Wednesday, 5 February 2014

Swatch - valuing the 'auspicious start'

I tend to associate the use of the word 'auspicious' with China, so the use of the phrase by Swatch Group is quite interesting.  A couple of weeks ago I noted that the company's Swiss listed luxury peer Richemont was quite overt about the slowdown they were seeing in China (although this is largely priced into the share price).  How do the Swatch comments match up?

Well, profits up 17% over the full year with sales up 'only' 8.5% implies good margin movement.  This is slightly tempered though by the comments on the positive impact of the Tiffany legal win below. If the impact from this is taken out then margins were slightly down sequentially on my rough numbers...that's the historic impact of current events.  Nevertheless such progress was good enough for a 11% rise in the dividend to be authorised (dividend yield just under 1.5%, free cash flow yield around 3%).

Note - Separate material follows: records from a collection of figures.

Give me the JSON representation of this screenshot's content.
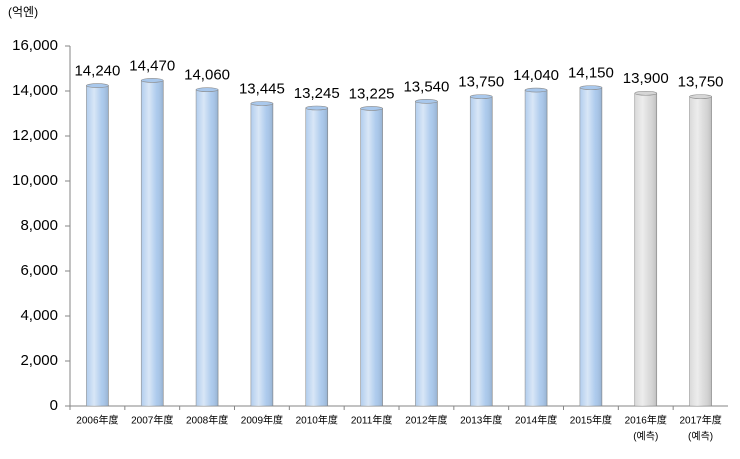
{
  "chart_data": {
    "type": "bar",
    "unit_label": "(억엔)",
    "categories": [
      "2006年度",
      "2007年度",
      "2008年度",
      "2009年度",
      "2010年度",
      "2011年度",
      "2012年度",
      "2013年度",
      "2014年度",
      "2015年度",
      "2016年度",
      "2017年度"
    ],
    "category_notes": [
      null,
      null,
      null,
      null,
      null,
      null,
      null,
      null,
      null,
      null,
      "(예측)",
      "(예측)"
    ],
    "values": [
      14240,
      14470,
      14060,
      13445,
      13245,
      13225,
      13540,
      13750,
      14040,
      14150,
      13900,
      13750
    ],
    "value_labels": [
      "14,240",
      "14,470",
      "14,060",
      "13,445",
      "13,245",
      "13,225",
      "13,540",
      "13,750",
      "14,040",
      "14,150",
      "13,900",
      "13,750"
    ],
    "colors": [
      "#a9c8ec",
      "#a9c8ec",
      "#a9c8ec",
      "#a9c8ec",
      "#a9c8ec",
      "#a9c8ec",
      "#a9c8ec",
      "#a9c8ec",
      "#a9c8ec",
      "#a9c8ec",
      "#d6d6d6",
      "#d6d6d6"
    ],
    "ylim": [
      0,
      16000
    ],
    "yticks": [
      0,
      {
        "value": 2000,
        "label": "2,000"
      },
      {
        "value": 4000,
        "label": "4,000"
      },
      {
        "value": 6000,
        "label": "6,000"
      },
      {
        "value": 8000,
        "label": "8,000"
      },
      {
        "value": 10000,
        "label": "10,000"
      },
      {
        "value": 12000,
        "label": "12,000"
      },
      {
        "value": 14000,
        "label": "14,000"
      },
      {
        "value": 16000,
        "label": "16,000"
      }
    ],
    "grid": false
  }
}
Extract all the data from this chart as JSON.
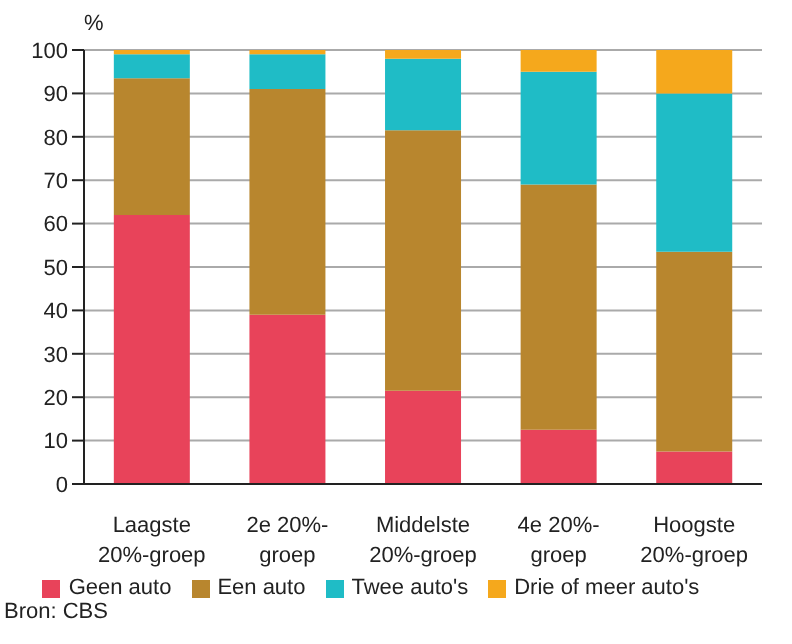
{
  "chart_data": {
    "type": "bar",
    "stacked": true,
    "ylabel": "%",
    "categories": [
      "Laagste\n20%-groep",
      "2e 20%-\ngroep",
      "Middelste\n20%-groep",
      "4e 20%-\ngroep",
      "Hoogste\n20%-groep"
    ],
    "series": [
      {
        "name": "Geen auto",
        "color": "#e8435a",
        "values": [
          62,
          39,
          21.5,
          12.5,
          7.5
        ]
      },
      {
        "name": "Een auto",
        "color": "#b8862e",
        "values": [
          31.5,
          52,
          60,
          56.5,
          46
        ]
      },
      {
        "name": "Twee auto's",
        "color": "#1fbcc6",
        "values": [
          5.5,
          8,
          16.5,
          26,
          36.5
        ]
      },
      {
        "name": "Drie of meer auto's",
        "color": "#f5a81c",
        "values": [
          1,
          1,
          2,
          5,
          10
        ]
      }
    ],
    "ylim": [
      0,
      100
    ],
    "yticks": [
      0,
      10,
      20,
      30,
      40,
      50,
      60,
      70,
      80,
      90,
      100
    ],
    "grid": "y",
    "legend": "bottom",
    "annotations": [
      "Bron: CBS"
    ]
  }
}
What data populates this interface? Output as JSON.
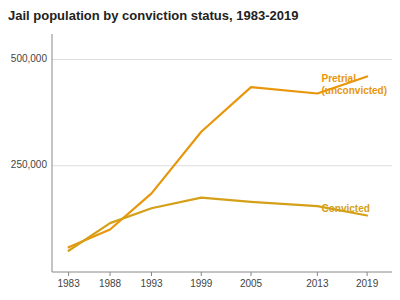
{
  "chart_data": {
    "type": "line",
    "title": "Jail population by conviction status, 1983-2019",
    "x": [
      1983,
      1988,
      1993,
      1999,
      2005,
      2013,
      2019
    ],
    "series": [
      {
        "color": "#e8960c",
        "values": [
          58000,
          100000,
          185000,
          330000,
          435000,
          420000,
          460000
        ]
      },
      {
        "color": "#d4a017",
        "values": [
          50000,
          115000,
          150000,
          175000,
          165000,
          155000,
          133000
        ]
      }
    ],
    "xlim": [
      1981,
      2022
    ],
    "xticks": [
      1983,
      1988,
      1993,
      1999,
      2005,
      2013,
      2019
    ],
    "ylim": [
      0,
      560000
    ],
    "yticks": [
      {
        "value": 250000,
        "label": "250,000"
      },
      {
        "value": 500000,
        "label": "500,000"
      }
    ],
    "grid": true,
    "annotations": [
      {
        "text": "Pretrial\n(unconvicted)",
        "x": 2013.5,
        "y": 440000,
        "color": "#e8960c"
      },
      {
        "text": "Convicted",
        "x": 2013.5,
        "y": 148000,
        "color": "#d4a017"
      }
    ]
  }
}
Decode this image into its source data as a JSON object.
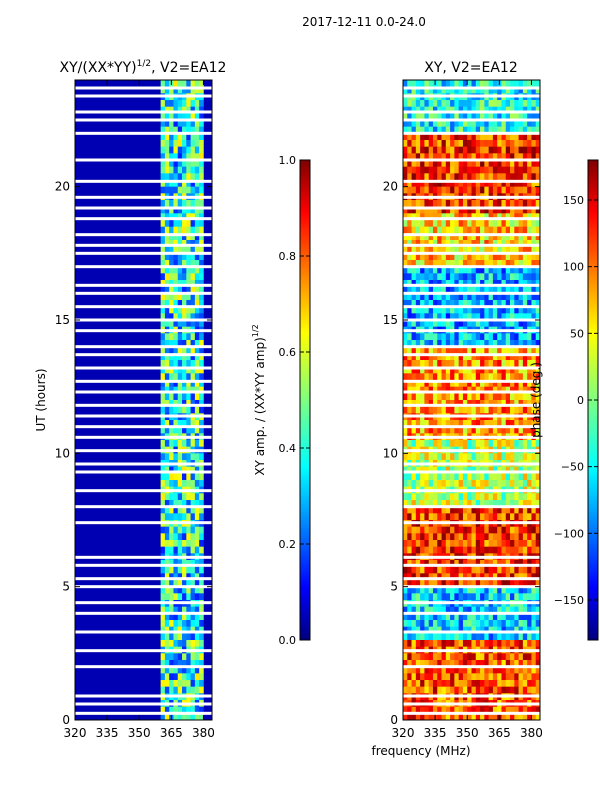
{
  "suptitle": "2017-12-11 0.0-24.0",
  "xlabel": "frequency (MHz)",
  "colors": {
    "bad_flag_row": "#ffffff",
    "axes_frame": "#000000"
  },
  "chart_data": [
    {
      "type": "heatmap",
      "title_main": "XY/(XX*YY)",
      "title_sup": "1/2",
      "title_tail": ", V2=EA12",
      "ylabel": "UT (hours)",
      "xlim": [
        320,
        384
      ],
      "ylim": [
        0,
        24
      ],
      "xticks": [
        320,
        335,
        350,
        365,
        380
      ],
      "yticks": [
        0,
        5,
        10,
        15,
        20
      ],
      "colorbar": {
        "label_main": "XY amp. / (XX*YY amp)",
        "label_sup": "1/2",
        "range": [
          0.0,
          1.0
        ],
        "ticks": [
          "0.0",
          "0.2",
          "0.4",
          "0.6",
          "0.8",
          "1.0"
        ],
        "tick_values": [
          0.0,
          0.2,
          0.4,
          0.6,
          0.8,
          1.0
        ],
        "colormap": "jet"
      },
      "flagged_hours": [
        0.25,
        0.6,
        0.9,
        2.0,
        2.6,
        3.3,
        4.0,
        4.4,
        5.0,
        5.3,
        5.8,
        6.1,
        7.4,
        8.0,
        8.6,
        9.3,
        9.6,
        10.1,
        10.6,
        11.0,
        11.4,
        11.8,
        12.3,
        12.7,
        13.2,
        13.7,
        14.0,
        14.6,
        15.0,
        15.5,
        16.0,
        16.3,
        17.0,
        17.5,
        17.8,
        18.2,
        18.8,
        19.2,
        19.6,
        20.2,
        21.0,
        22.0,
        22.5,
        22.8,
        23.4,
        23.7
      ],
      "signal_band_mhz": [
        361,
        379
      ],
      "description_levels": {
        "background": 0.05,
        "band_mean": 0.35,
        "band_peak": 0.75
      }
    },
    {
      "type": "heatmap",
      "title_main": "XY, V2=EA12",
      "title_sup": "",
      "title_tail": "",
      "ylabel": "",
      "xlim": [
        320,
        384
      ],
      "ylim": [
        0,
        24
      ],
      "xticks": [
        320,
        335,
        350,
        365,
        380
      ],
      "yticks": [
        0,
        5,
        10,
        15,
        20
      ],
      "colorbar": {
        "label_main": "phase (deg.)",
        "label_sup": "",
        "range": [
          -180,
          180
        ],
        "ticks": [
          "−150",
          "−100",
          "−50",
          "0",
          "50",
          "100",
          "150"
        ],
        "tick_values": [
          -150,
          -100,
          -50,
          0,
          50,
          100,
          150
        ],
        "colormap": "jet"
      },
      "flagged_hours": [
        0.25,
        0.6,
        0.9,
        2.0,
        2.6,
        3.3,
        4.0,
        4.4,
        5.0,
        5.3,
        5.8,
        6.1,
        7.4,
        8.0,
        8.6,
        9.3,
        9.6,
        10.1,
        10.6,
        11.0,
        11.4,
        11.8,
        12.3,
        12.7,
        13.2,
        13.7,
        14.0,
        14.6,
        15.0,
        15.5,
        16.0,
        16.3,
        17.0,
        17.5,
        17.8,
        18.2,
        18.8,
        19.2,
        19.6,
        20.2,
        21.0,
        22.0,
        22.5,
        22.8,
        23.4,
        23.7
      ],
      "phase_segments": [
        {
          "from_hour": 0,
          "to_hour": 3,
          "phase_deg": 110
        },
        {
          "from_hour": 3,
          "to_hour": 5,
          "phase_deg": -60
        },
        {
          "from_hour": 5,
          "to_hour": 8,
          "phase_deg": 120
        },
        {
          "from_hour": 8,
          "to_hour": 10.5,
          "phase_deg": 20
        },
        {
          "from_hour": 10.5,
          "to_hour": 14,
          "phase_deg": 80
        },
        {
          "from_hour": 14,
          "to_hour": 17,
          "phase_deg": -70
        },
        {
          "from_hour": 17,
          "to_hour": 19,
          "phase_deg": 60
        },
        {
          "from_hour": 19,
          "to_hour": 22,
          "phase_deg": 120
        },
        {
          "from_hour": 22,
          "to_hour": 24,
          "phase_deg": -40
        }
      ]
    }
  ]
}
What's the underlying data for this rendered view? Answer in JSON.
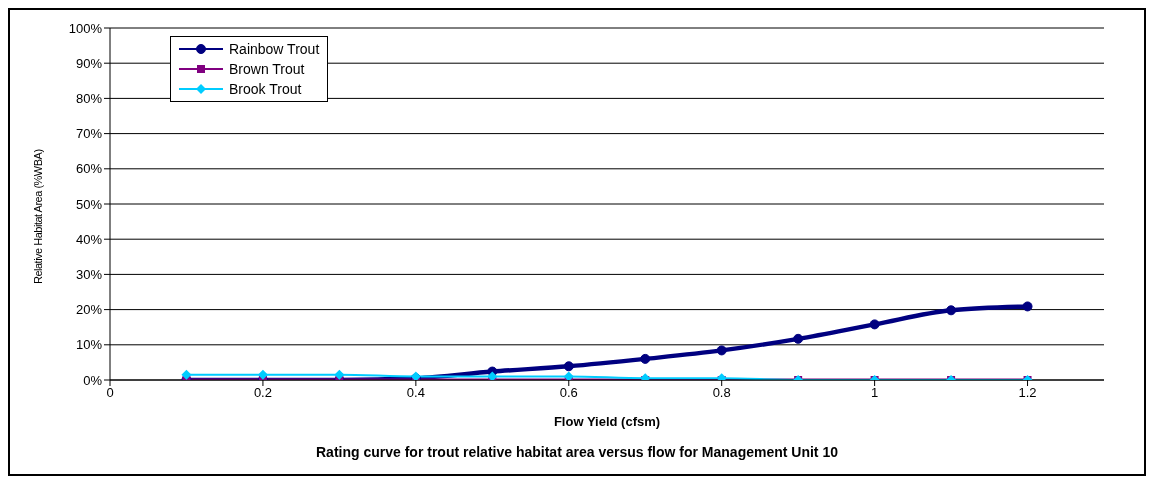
{
  "chart_data": {
    "type": "line",
    "title": "Rating curve for trout relative habitat area versus flow for Management Unit 10",
    "xlabel": "Flow Yield (cfsm)",
    "ylabel": "Relative Habitat Area (%WBA)",
    "xlim": [
      0,
      1.3
    ],
    "xticks": [
      0,
      0.2,
      0.4,
      0.6,
      0.8,
      1,
      1.2
    ],
    "ylim": [
      0,
      100
    ],
    "yticks": [
      {
        "value": 0,
        "label": "0%"
      },
      {
        "value": 10,
        "label": "10%"
      },
      {
        "value": 20,
        "label": "20%"
      },
      {
        "value": 30,
        "label": "30%"
      },
      {
        "value": 40,
        "label": "40%"
      },
      {
        "value": 50,
        "label": "50%"
      },
      {
        "value": 60,
        "label": "60%"
      },
      {
        "value": 70,
        "label": "70%"
      },
      {
        "value": 80,
        "label": "80%"
      },
      {
        "value": 90,
        "label": "90%"
      },
      {
        "value": 100,
        "label": "100%"
      }
    ],
    "grid": "y",
    "legend": "top left",
    "line_style": "solid",
    "x": [
      0.1,
      0.2,
      0.3,
      0.4,
      0.5,
      0.6,
      0.7,
      0.8,
      0.9,
      1,
      1.1,
      1.2
    ],
    "series": [
      {
        "name": "Rainbow Trout",
        "color": "#000080",
        "marker": "circle",
        "values": [
          0,
          0,
          0,
          0.5,
          2.4,
          3.9,
          6.0,
          8.4,
          11.7,
          15.8,
          19.8,
          20.9
        ]
      },
      {
        "name": "Brown Trout",
        "color": "#800080",
        "marker": "square",
        "values": [
          0,
          0,
          0,
          0,
          0,
          0,
          0,
          0,
          0,
          0,
          0,
          0
        ]
      },
      {
        "name": "Brook Trout",
        "color": "#00ccff",
        "marker": "diamond",
        "values": [
          1.5,
          1.5,
          1.5,
          1.0,
          1.0,
          1.0,
          0.5,
          0.5,
          0,
          0,
          0,
          0
        ]
      }
    ]
  }
}
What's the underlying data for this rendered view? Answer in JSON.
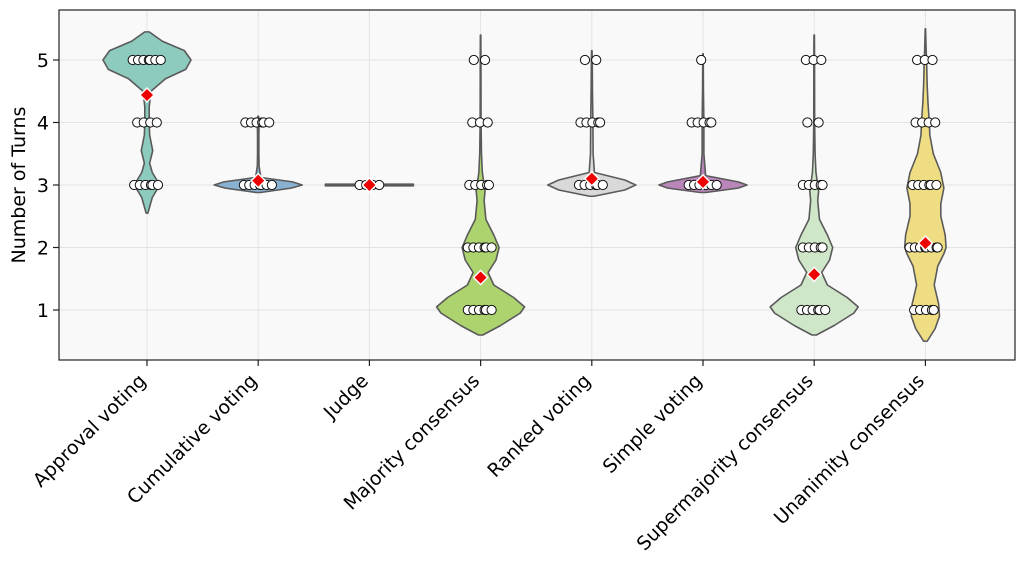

What really caught my eye though was the outlook statement: what China slowdown?

Adjusting for the Tiffany gain, Swatch shares have been under pressure as investors have rotated away from the luxury sector over recent months.  The shares are up 4% this morning to around CHF550...

...but they have still materially underperformed the aforementioned Richemont.

What does an 'auspicious start' really mean?  If I plug 10% growth in for 2014 and put a buy level at x12 forward EV/ebit (as I did with Richemont) then I get close to yesterday's closing price of CHF525 as the initial buy level.  The share has traded away from that level today but with volatility seemingly with us in 2014, it is a level worth noting down.